Additional benefits of implementing Grail with the Dynatrace software intelligence platform and DQL include the following:

• Simple log ingestion. Business leaders can decide which logs they want to use and tune storage to their data needs. Because Grail is cloud-native off the shelf, anyone can enable it and immediately start getting logs from all sources.
• Seamless integration. Metrics and traces give context to a user’s objectives, such as checking a bank balance, making a payment, or applying for a mortgage.
• Fast, precise answers. Dynatrace Davis AI provides answers instantly, while the common DQL makes it easy to share information among stakeholders. That way, teams all work from the same data set.
• Ingesting, processing, retaining, and querying logs. Grail is licensed to ingest, process, retain, and query information, and it can store information for years. This allows business leaders to prioritize data based on complexity and usage.
• Dissolving data silos. DQL quickly analyzes and visualizes data from logs in a shared data query and processing language.

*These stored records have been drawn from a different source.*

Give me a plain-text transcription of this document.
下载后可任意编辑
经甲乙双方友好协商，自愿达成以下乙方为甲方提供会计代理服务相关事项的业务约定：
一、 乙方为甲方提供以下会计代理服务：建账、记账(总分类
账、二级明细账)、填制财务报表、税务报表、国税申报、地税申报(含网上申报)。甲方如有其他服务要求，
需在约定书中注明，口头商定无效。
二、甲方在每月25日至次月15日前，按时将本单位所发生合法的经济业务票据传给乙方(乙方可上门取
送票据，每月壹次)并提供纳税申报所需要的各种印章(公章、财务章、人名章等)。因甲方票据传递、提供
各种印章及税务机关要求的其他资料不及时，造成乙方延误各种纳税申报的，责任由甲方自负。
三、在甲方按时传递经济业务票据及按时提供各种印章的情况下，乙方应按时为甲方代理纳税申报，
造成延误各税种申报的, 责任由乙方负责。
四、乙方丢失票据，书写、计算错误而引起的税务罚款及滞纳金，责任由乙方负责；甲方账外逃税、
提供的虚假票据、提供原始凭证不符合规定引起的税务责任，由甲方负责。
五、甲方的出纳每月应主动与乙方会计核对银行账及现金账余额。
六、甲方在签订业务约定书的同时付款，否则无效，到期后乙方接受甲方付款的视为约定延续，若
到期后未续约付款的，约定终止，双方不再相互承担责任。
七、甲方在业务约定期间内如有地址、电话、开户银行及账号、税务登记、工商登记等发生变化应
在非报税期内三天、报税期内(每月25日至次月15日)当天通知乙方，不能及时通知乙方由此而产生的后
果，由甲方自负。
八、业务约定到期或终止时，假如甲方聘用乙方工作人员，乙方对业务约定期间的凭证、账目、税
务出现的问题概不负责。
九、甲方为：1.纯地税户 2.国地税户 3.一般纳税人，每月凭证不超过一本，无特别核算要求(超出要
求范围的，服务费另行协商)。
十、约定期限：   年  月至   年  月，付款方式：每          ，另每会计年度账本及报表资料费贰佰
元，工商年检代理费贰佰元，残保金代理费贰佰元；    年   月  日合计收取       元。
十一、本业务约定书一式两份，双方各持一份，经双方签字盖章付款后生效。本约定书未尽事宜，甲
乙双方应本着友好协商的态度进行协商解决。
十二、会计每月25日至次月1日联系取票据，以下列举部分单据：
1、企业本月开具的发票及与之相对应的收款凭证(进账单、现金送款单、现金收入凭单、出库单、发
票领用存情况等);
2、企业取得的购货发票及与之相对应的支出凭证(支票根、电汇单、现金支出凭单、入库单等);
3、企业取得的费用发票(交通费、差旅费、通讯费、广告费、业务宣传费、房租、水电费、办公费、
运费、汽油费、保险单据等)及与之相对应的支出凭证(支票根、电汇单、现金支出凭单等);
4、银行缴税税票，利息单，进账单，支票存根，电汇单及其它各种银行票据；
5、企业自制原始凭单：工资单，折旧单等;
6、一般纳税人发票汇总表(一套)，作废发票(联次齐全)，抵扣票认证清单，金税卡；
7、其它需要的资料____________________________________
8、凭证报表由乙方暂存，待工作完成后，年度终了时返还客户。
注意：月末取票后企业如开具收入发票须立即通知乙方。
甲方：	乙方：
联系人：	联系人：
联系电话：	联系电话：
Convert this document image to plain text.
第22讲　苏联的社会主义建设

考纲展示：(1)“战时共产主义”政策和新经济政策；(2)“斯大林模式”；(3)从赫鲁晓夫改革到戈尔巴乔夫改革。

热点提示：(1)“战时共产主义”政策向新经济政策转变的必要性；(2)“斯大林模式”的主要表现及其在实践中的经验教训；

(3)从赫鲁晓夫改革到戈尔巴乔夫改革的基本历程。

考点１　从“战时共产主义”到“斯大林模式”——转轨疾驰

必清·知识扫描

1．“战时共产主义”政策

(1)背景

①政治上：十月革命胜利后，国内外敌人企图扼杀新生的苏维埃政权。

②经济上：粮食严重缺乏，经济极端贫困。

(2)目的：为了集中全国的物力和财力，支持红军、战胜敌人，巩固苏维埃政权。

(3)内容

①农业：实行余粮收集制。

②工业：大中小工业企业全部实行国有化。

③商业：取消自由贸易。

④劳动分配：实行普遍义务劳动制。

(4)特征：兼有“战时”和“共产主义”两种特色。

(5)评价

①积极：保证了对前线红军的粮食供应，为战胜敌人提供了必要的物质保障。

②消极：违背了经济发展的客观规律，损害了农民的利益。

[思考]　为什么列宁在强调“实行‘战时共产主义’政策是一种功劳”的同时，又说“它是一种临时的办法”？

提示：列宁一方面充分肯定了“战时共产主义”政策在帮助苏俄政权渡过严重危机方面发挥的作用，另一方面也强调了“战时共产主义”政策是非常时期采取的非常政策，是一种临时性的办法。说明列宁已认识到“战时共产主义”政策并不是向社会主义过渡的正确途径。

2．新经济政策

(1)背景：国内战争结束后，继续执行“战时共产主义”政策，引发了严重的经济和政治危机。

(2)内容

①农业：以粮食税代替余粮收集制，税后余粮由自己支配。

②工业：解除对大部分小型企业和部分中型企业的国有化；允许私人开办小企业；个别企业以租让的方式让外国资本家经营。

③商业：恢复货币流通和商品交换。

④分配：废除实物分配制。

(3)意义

This makes it accessible to all teams regardless of background.

Solve complex business challenges with Grail

With an observability platform like Dynatrace, IT teams can automate log analysis and security observability across the full stack. This provides organizations with precise answers about performance and security issues as their environments grow increasingly complex. Dynatrace Grail unifies data from logs, metrics, traces, and events within a real-time model. This includes topology and dependencies for instant cost-efficient, AI-powered analytics at scale.